Dye writes as follows:
While what women want in bed may be a saucy dinner party topic, it’s not a topic of national interest worthy of the ABC’s flagship current affairs program. Ms Gemmell would definitely fit the content profile of ‘Today Tonight’ or ‘A Current Affair’, but not tax-payer funded television. The Gemmell-ABC connection, while probably innocent, is also troublesome. Relevance aside, an eight-minute book promo on prime-time TV by an ex ABC staffer is worth investigation. It’s not the actuality of the relationship that matters, but the perception. We could easily be forgiven for assuming an incestuous connection.
Dye’s article was published before last Friday. On that morning’s Radio National Life Matters, hosted by Richard Aedy, the entire one hour program was devoted to Nikki Gemmell and her new novel, with callers ringing in to speak to Gemmell and a couple of other guests who were experts in the areas explored in Gemmell’s novel.
On October 6 I posted this piece on Sheep protesting the ABC’s promotion of the book Big Porn Inc:
Between June 15 and October 5 2011, the ABC’s Religion and Ethics Online and the Drum have published eight articles written by anti pornography campaigners and colleagues who share the same perspective on pornography.
Judging from many of the comments on some articles, the views of this collective are regarded as extreme, and pushing right-wing Christian conservative values.
Seven of these articles were written by contributors to Big Porn Inc, a collection of anti pornography essays edited by activists Melinda Tankard Reist and Abigail Bray.
In five of the articles reference is made to the soon-to-be-released Big Porn Inc, and three of them are extracts from the book. Clive Hamilton‘s article in Religion and Ethics reads like a book launch speech, and his last two paragraphs enthusiastically promote Big Porn Inc.
Gail Dines, also an author in Big Porn Inc, appears in R&E on September 15 promoting her anti pornography position. Meagan Tyler writes in the Drum on October 5th defending Gail Dines against critics, and promoting the same anti porn position. Tyler has another anti porn piece in the Drum on September 20th.
During this period the ABC has published one, yes that’s one alternative perspective to that put forward by all the above authors. That piece was by academic Alan McKee on September 23rd. McKee addresses many of the criticisms launched at him and his colleagues by some of the above authors.
I submitted an alternative perspective and a response to the Meagan Tyler piece which was not published.
Editor of the ABC’s Religion and Ethics forum, Scott Stephens, is launching the book the ABC has been blatantly promoting in Brisbane next week.
At the editor’s website, the launch of Big Porn Inc is headlined thus: “ABC Editor Scott Stephens to launch Big Porn Inc in Brisbane October 14.”
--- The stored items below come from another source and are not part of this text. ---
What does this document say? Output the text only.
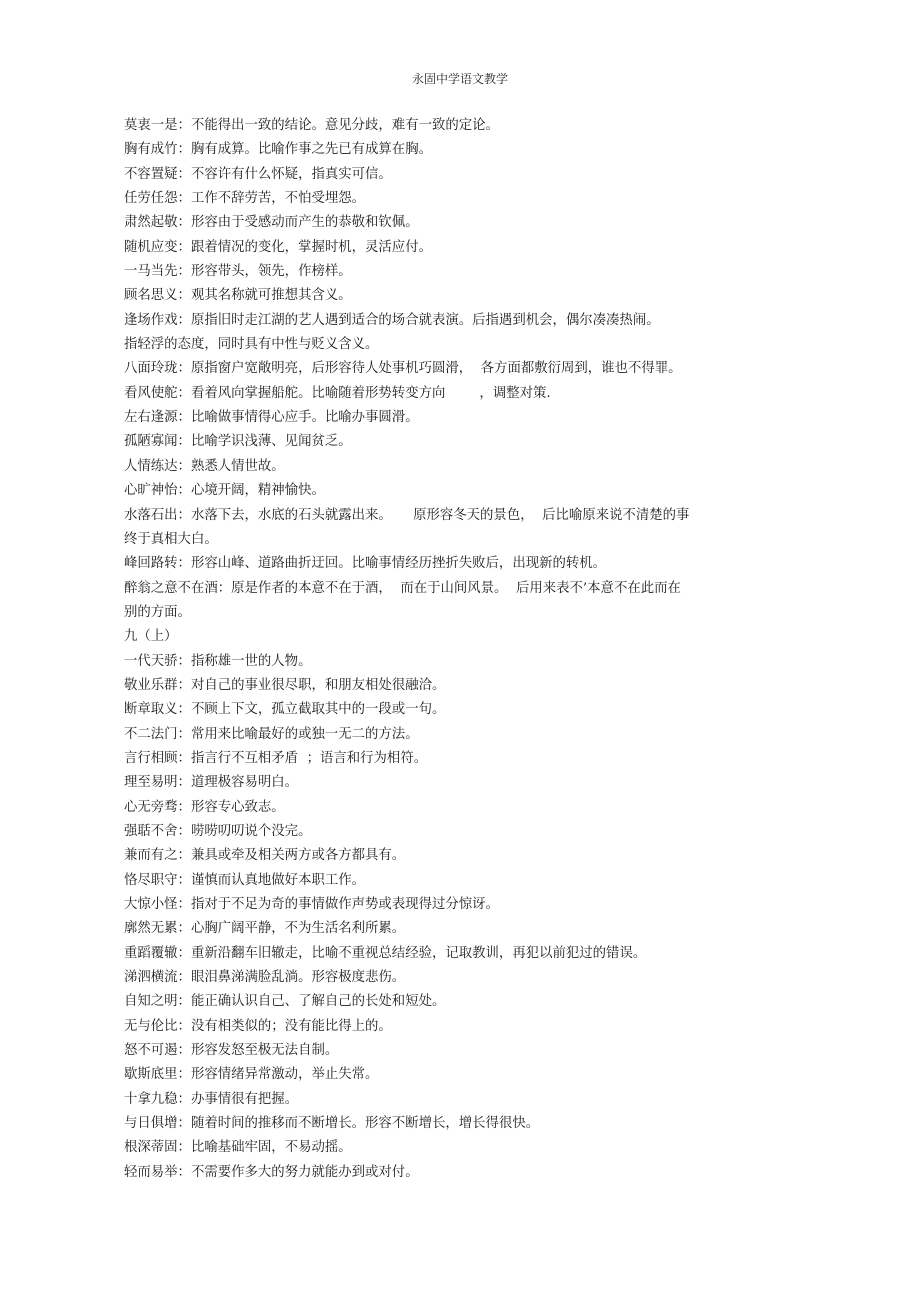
永固中学语文教学
莫衷一是：不能得出一致的结论。意见分歧，难有一致的定论。
胸有成竹：胸有成算。比喻作事之先已有成算在胸。
不容置疑：不容许有什么怀疑，指真实可信。
任劳任怨：工作不辞劳苦，不怕受埋怨。
肃然起敬：形容由于受感动而产生的恭敬和钦佩。
随机应变：跟着情况的变化，掌握时机，灵活应付。
一马当先：形容带头，领先，作榜样。
顾名思义：观其名称就可推想其含义。
逢场作戏：原指旧时走江湖的艺人遇到适合的场合就表演。后指遇到机会，偶尔凑凑热闹。
指轻浮的态度，同时具有中性与贬义含义。
八面玲珑：原指窗户宽敞明亮，后形容待人处事机巧圆滑，  各方面都敷衍周到，谁也不得罪。
看风使舵：看着风向掌握船舵。比喻随着形势转变方向        ，调整对策.
左右逢源：比喻做事情得心应手。比喻办事圆滑。
孤陋寡闻：比喻学识浅薄、见闻贫乏。
人情练达：熟悉人情世故。
心旷神怡：心境开阔，精神愉快。
水落石出：水落下去，水底的石头就露出来。     原形容冬天的景色，  后比喻原来说不清楚的事
终于真相大白。
峰回路转：形容山峰、道路曲折迂回。比喻事情经历挫折失败后，出现新的转机。
醉翁之意不在酒：原是作者的本意不在于酒，  而在于山间风景。  后用来表不’本意不在此而在
别的方面。
九（上）
一代天骄：指称雄一世的人物。
敬业乐群：对自己的事业很尽职，和朋友相处很融洽。
断章取义：不顾上下文，孤立截取其中的一段或一句。
不二法门：常用来比喻最好的或独一无二的方法。
言行相顾：指言行不互相矛盾  ；语言和行为相符。
理至易明：道理极容易明白。
心无旁骛：形容专心致志。
强聒不舍：唠唠叨叨说个没完。
兼而有之：兼具或牵及相关两方或各方都具有。
恪尽职守：谨慎而认真地做好本职工作。
大惊小怪：指对于不足为奇的事情做作声势或表现得过分惊讶。
廓然无累：心胸广阔平静，不为生活名利所累。
重蹈覆辙：重新沿翻车旧辙走，比喻不重视总结经验，记取教训，再犯以前犯过的错误。
涕泗横流：眼泪鼻涕满脸乱淌。形容极度悲伤。
自知之明：能正确认识自己、了解自己的长处和短处。
无与伦比：没有相类似的；没有能比得上的。
怒不可遏：形容发怒至极无法自制。
歇斯底里：形容情绪异常激动，举止失常。
十拿九稳：办事情很有把握。
与日俱增：随着时间的推移而不断增长。形容不断增长，增长得很快。
根深蒂固：比喻基础牢固，不易动摇。
轻而易举：不需要作多大的努力就能办到或对付。
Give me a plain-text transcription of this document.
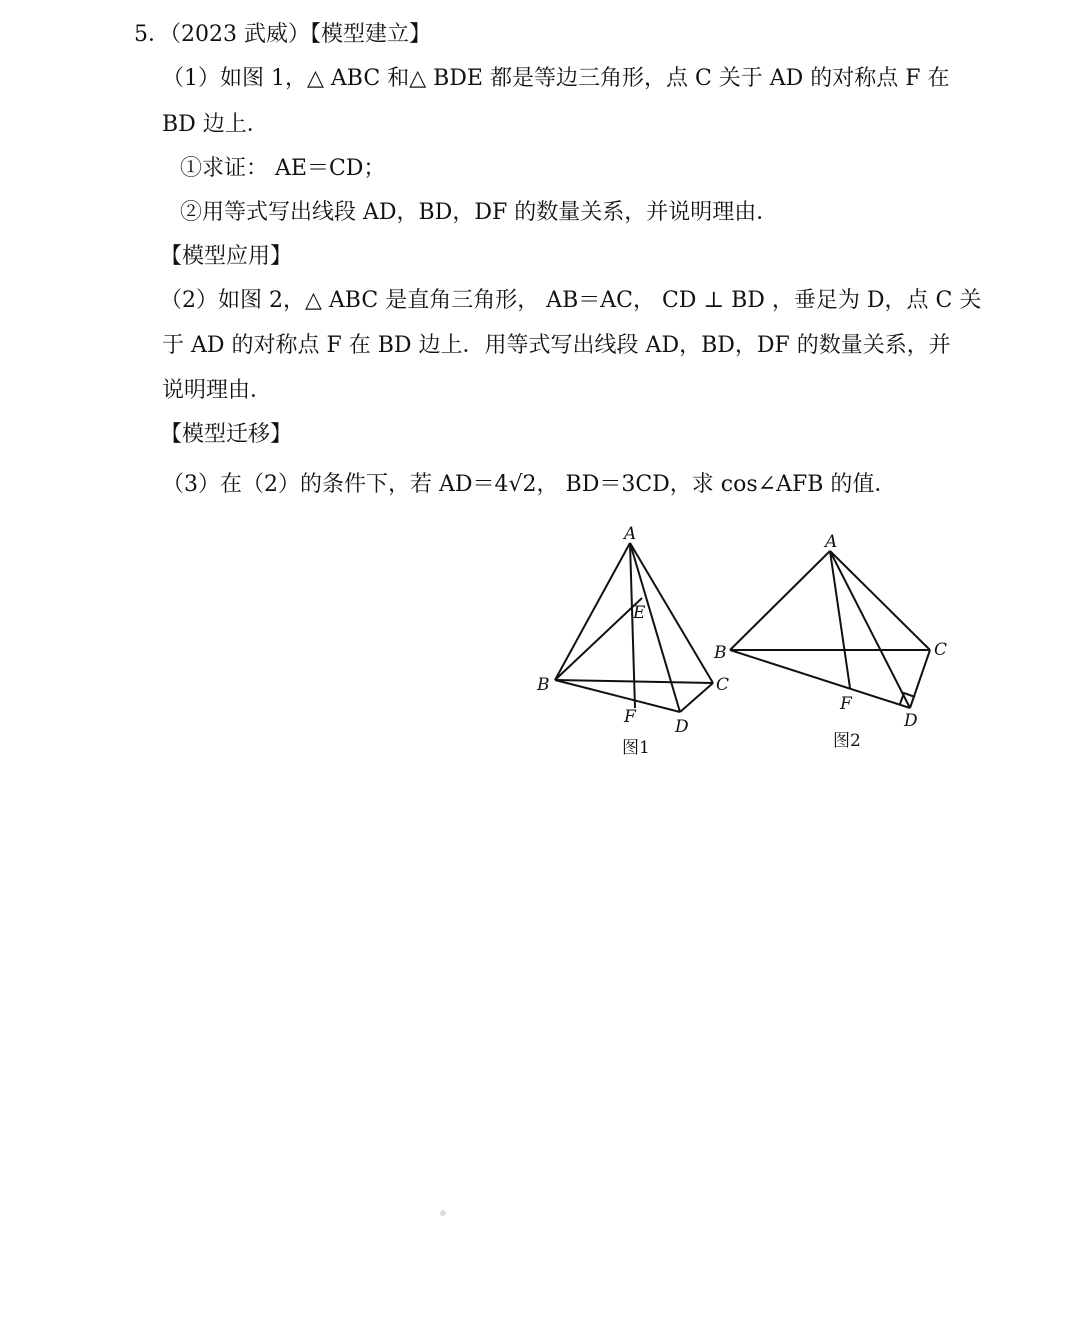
5．（2023 武威）【模型建立】
（1）如图 1，△ ABC 和△ BDE 都是等边三角形，点 C 关于 AD 的对称点 F 在
BD 边上．
①求证： AE＝CD；
②用等式写出线段 AD，BD，DF 的数量关系，并说明理由．
【模型应用】
（2）如图 2，△ ABC 是直角三角形， AB＝AC， CD ⊥ BD ，垂足为 D，点 C 关
于 AD 的对称点 F 在 BD 边上．用等式写出线段 AD，BD，DF 的数量关系，并
说明理由．
【模型迁移】
（3）在（2）的条件下，若 AD＝4√2， BD＝3CD，求 cos∠AFB 的值．
A
B	C
D
E
F
图1
A
B	C
D
F
图2
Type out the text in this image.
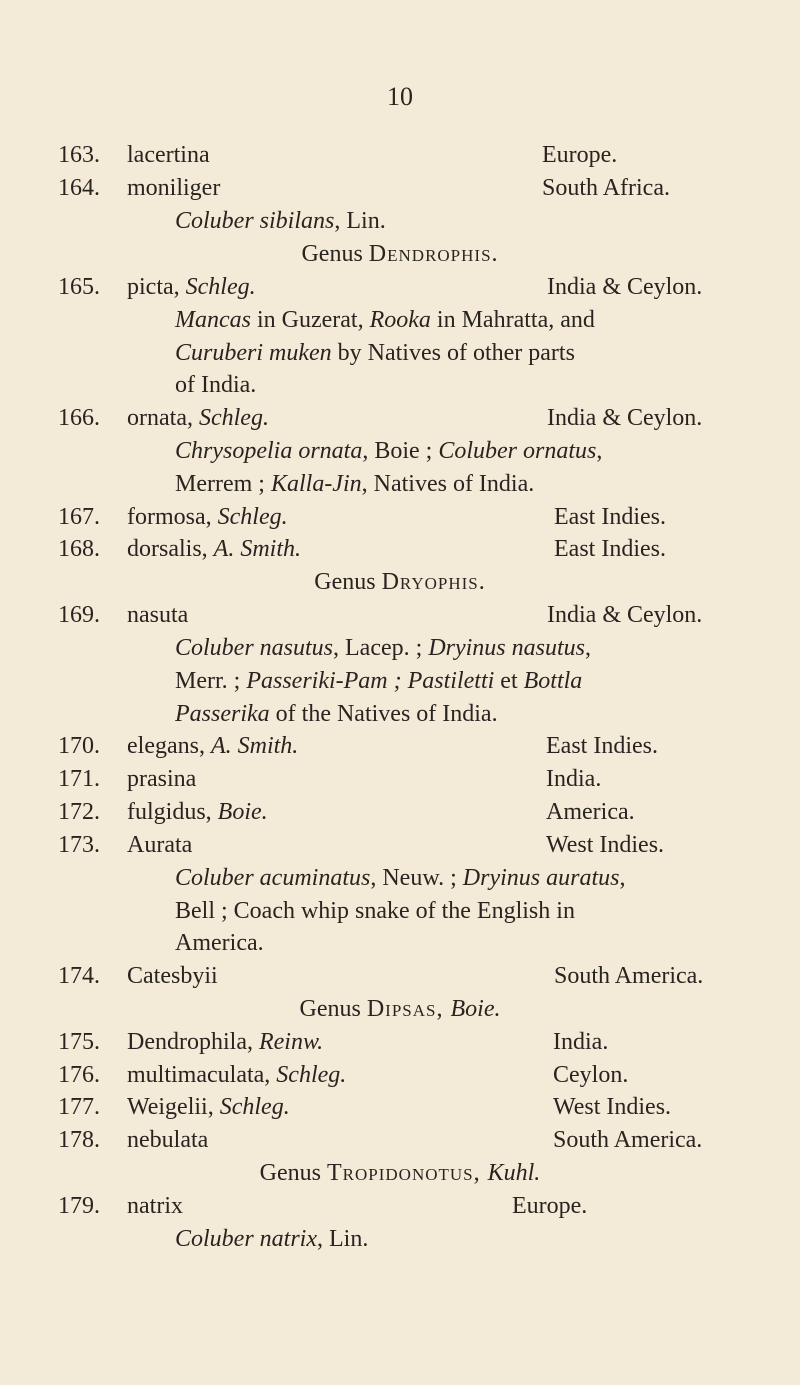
10
163. lacertina	Europe.
164. moniliger	South Africa.
Coluber sibilans, Lin.
Genus Dendrophis.
165. picta, Schleg.	India & Ceylon.
Mancas in Guzerat, Rooka in Mahratta, and
Curuberi muken by Natives of other parts
of India.
166. ornata, Schleg.	India & Ceylon.
Chrysopelia ornata, Boie ; Coluber ornatus,
Merrem ; Kalla-Jin, Natives of India.
167. formosa, Schleg.	East Indies.
168. dorsalis, A. Smith.	East Indies.
Genus Dryophis.
169. nasuta	India & Ceylon.
Coluber nasutus, Lacep. ; Dryinus nasutus,
Merr. ; Passeriki-Pam ; Pastiletti et Bottla
Passerika of the Natives of India.
170. elegans, A. Smith.	East Indies.
171. prasina	India.
172. fulgidus, Boie.	America.
173. Aurata	West Indies.
Coluber acuminatus, Neuw. ; Dryinus auratus,
Bell ; Coach whip snake of the English in
America.
174. Catesbyii	South America.
Genus Dipsas, Boie.
175. Dendrophila, Reinw.	India.
176. multimaculata, Schleg.	Ceylon.
177. Weigelii, Schleg.	West Indies.
178. nebulata	South America.
Genus Tropidonotus, Kuhl.
179. natrix	Europe.
Coluber natrix, Lin.
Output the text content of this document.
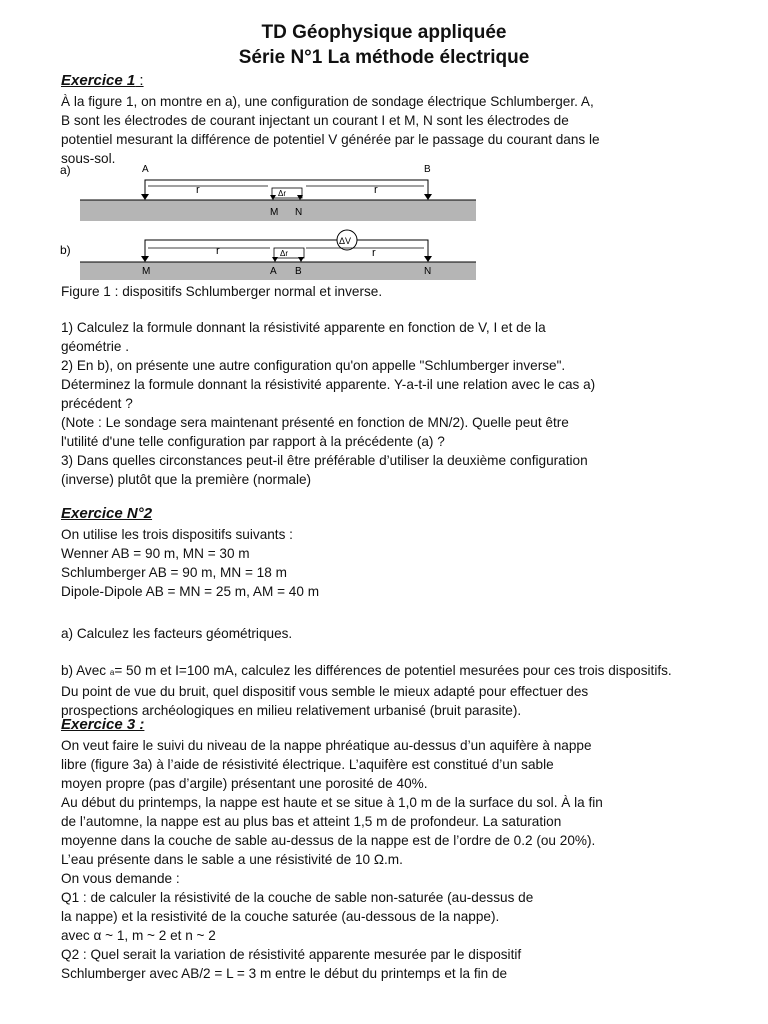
TD Géophysique appliquée
Série N°1 La méthode électrique

Exercice 1 :

À la figure 1, on montre en a), une configuration de sondage électrique Schlumberger. A,
B sont les électrodes de courant injectant un courant I et M, N sont les électrodes de
potentiel mesurant la différence de potentiel V générée par le passage du courant dans le
sous-sol.

a)	A	B
r	r
Δr
M N
b)
ΔV
r	r
Δr
M	A B	N

Figure 1 : dispositifs Schlumberger normal et inverse.

1) Calculez la formule donnant la résistivité apparente en fonction de V, I et de la
géométrie .
2) En b), on présente une autre configuration qu'on appelle "Schlumberger inverse".
Déterminez la formule donnant la résistivité apparente. Y-a-t-il une relation avec le cas a)
précédent ?
(Note : Le sondage sera maintenant présenté en fonction de MN/2). Quelle peut être
l'utilité d'une telle configuration par rapport à la précédente (a) ?
3) Dans quelles circonstances peut-il être préférable d’utiliser la deuxième configuration
(inverse) plutôt que la première (normale)

Exercice N°2

On utilise les trois dispositifs suivants :
Wenner AB = 90 m, MN = 30 m
Schlumberger AB = 90 m, MN = 18 m
Dipole-Dipole AB = MN = 25 m, AM = 40 m

a) Calculez les facteurs géométriques.

b) Avec a= 50 m et I=100 mA, calculez les différences de potentiel mesurées pour ces trois dispositifs.
Du point de vue du bruit, quel dispositif vous semble le mieux adapté pour effectuer des
prospections archéologiques en milieu relativement urbanisé (bruit parasite).

Exercice 3 :

On veut faire le suivi du niveau de la nappe phréatique au-dessus d’un aquifère à nappe
libre (figure 3a) à l’aide de résistivité électrique. L’aquifère est constitué d’un sable
moyen propre (pas d’argile) présentant une porosité de 40%.
Au début du printemps, la nappe est haute et se situe à 1,0 m de la surface du sol. À la fin
de l’automne, la nappe est au plus bas et atteint 1,5 m de profondeur. La saturation
moyenne dans la couche de sable au-dessus de la nappe est de l’ordre de 0.2 (ou 20%).
L’eau présente dans le sable a une résistivité de 10 Ω.m.
On vous demande :
Q1 : de calculer la résistivité de la couche de sable non-saturée (au-dessus de
la nappe) et la resistivité de la couche saturée (au-dessous de la nappe).
avec α ~ 1, m ~ 2 et n ~ 2
Q2 : Quel serait la variation de résistivité apparente mesurée par le dispositif
Schlumberger avec AB/2 = L = 3 m entre le début du printemps et la fin de
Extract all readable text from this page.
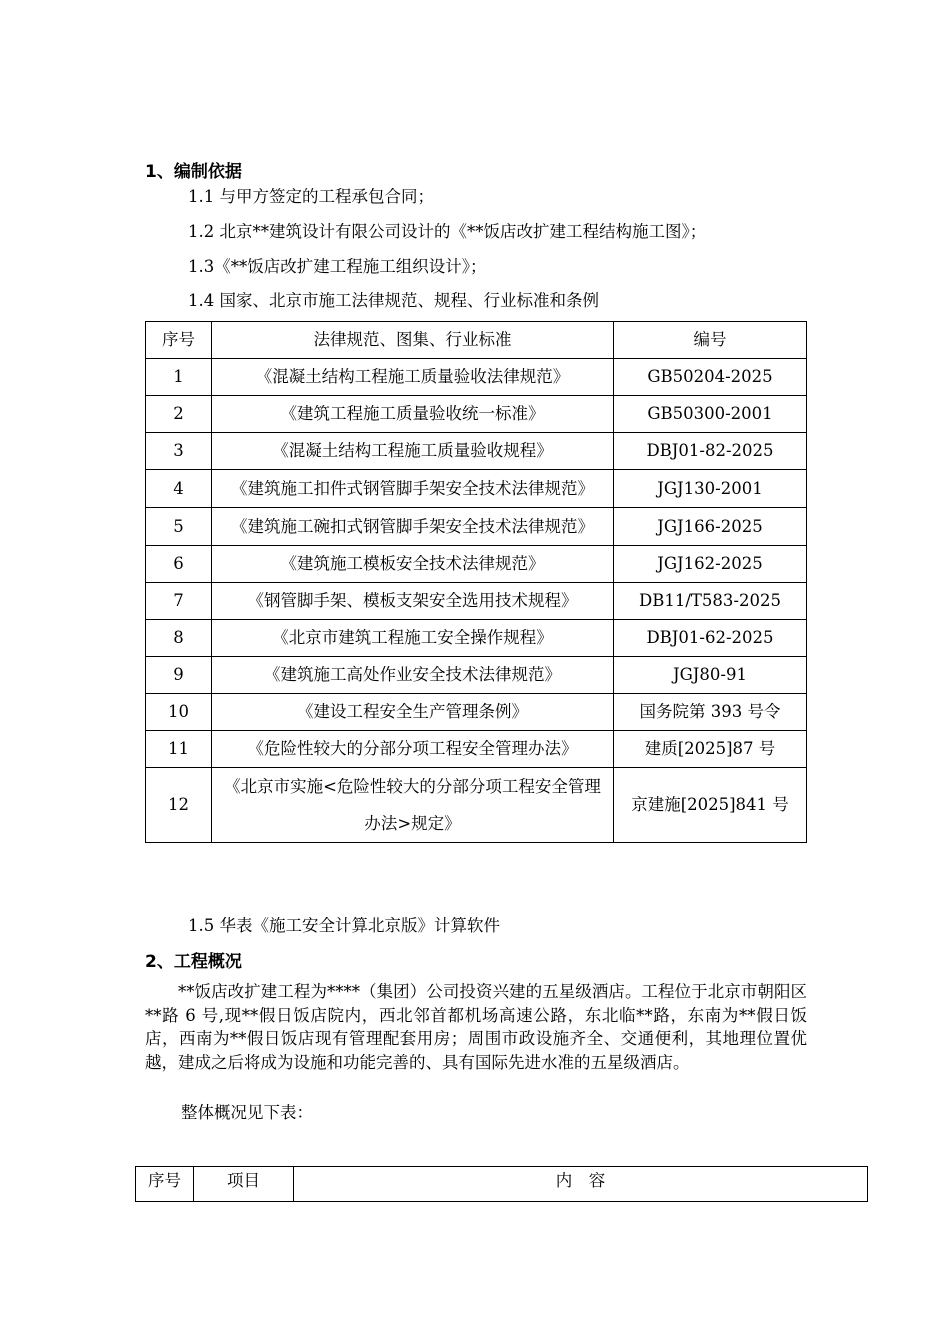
1、编制依据
1.1 与甲方签定的工程承包合同；
1.2 北京**建筑设计有限公司设计的《**饭店改扩建工程结构施工图》；
1.3《**饭店改扩建工程施工组织设计》；
1.4 国家、北京市施工法律规范、规程、行业标准和条例
序号	法律规范、图集、行业标准	编号
1	《混凝土结构工程施工质量验收法律规范》	GB50204-2025
2	《建筑工程施工质量验收统一标准》	GB50300-2001
3	《混凝土结构工程施工质量验收规程》	DBJ01-82-2025
4	《建筑施工扣件式钢管脚手架安全技术法律规范》	JGJ130-2001
5	《建筑施工碗扣式钢管脚手架安全技术法律规范》	JGJ166-2025
6	《建筑施工模板安全技术法律规范》	JGJ162-2025
7	《钢管脚手架、模板支架安全选用技术规程》	DB11/T583-2025
8	《北京市建筑工程施工安全操作规程》	DBJ01-62-2025
9	《建筑施工高处作业安全技术法律规范》	JGJ80-91
10	《建设工程安全生产管理条例》	国务院第 393 号令
11	《危险性较大的分部分项工程安全管理办法》	建质[2025]87 号
12	《北京市实施<危险性较大的分部分项工程安全管理办法>规定》	京建施[2025]841 号
1.5 华表《施工安全计算北京版》计算软件
2、工程概况
**饭店改扩建工程为****（集团）公司投资兴建的五星级酒店。工程位于北京市朝阳区**路 6 号,现**假日饭店院内，西北邻首都机场高速公路，东北临**路，东南为**假日饭店，西南为**假日饭店现有管理配套用房；周围市政设施齐全、交通便利，其地理位置优越，建成之后将成为设施和功能完善的、具有国际先进水准的五星级酒店。
整体概况见下表：
序号	项目	内　容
That the ABC should promote a book that is subsequently launched by one of its employees is bizarre. The ABC is not publishing this book. It isn’t written by ABC employees.
There’s a big difference between noting publications in an author’s biography, and the kind of intense promotional activity immediately prior to a book launch we’re seeing here. There’s a big difference between the ABC interviewing an author about his or her book, and the promotional activity seen here. There’s a lot of cosiness between the book’s editors and the ABC Religion and Ethics editor. None of this is good for a public broadcaster whose mission is to convey as many perspectives as reasonably possible on issues that affect the whole of our society.
I’ve since lodged a complaint with the ABC and Media Watch, both of which I will now update to include Dye’s observations.
While the national broadcaster is quick to expose and exploit “incestuous” connections when uncovered in the commercial media, does the same standard of scrutiny apply in-house?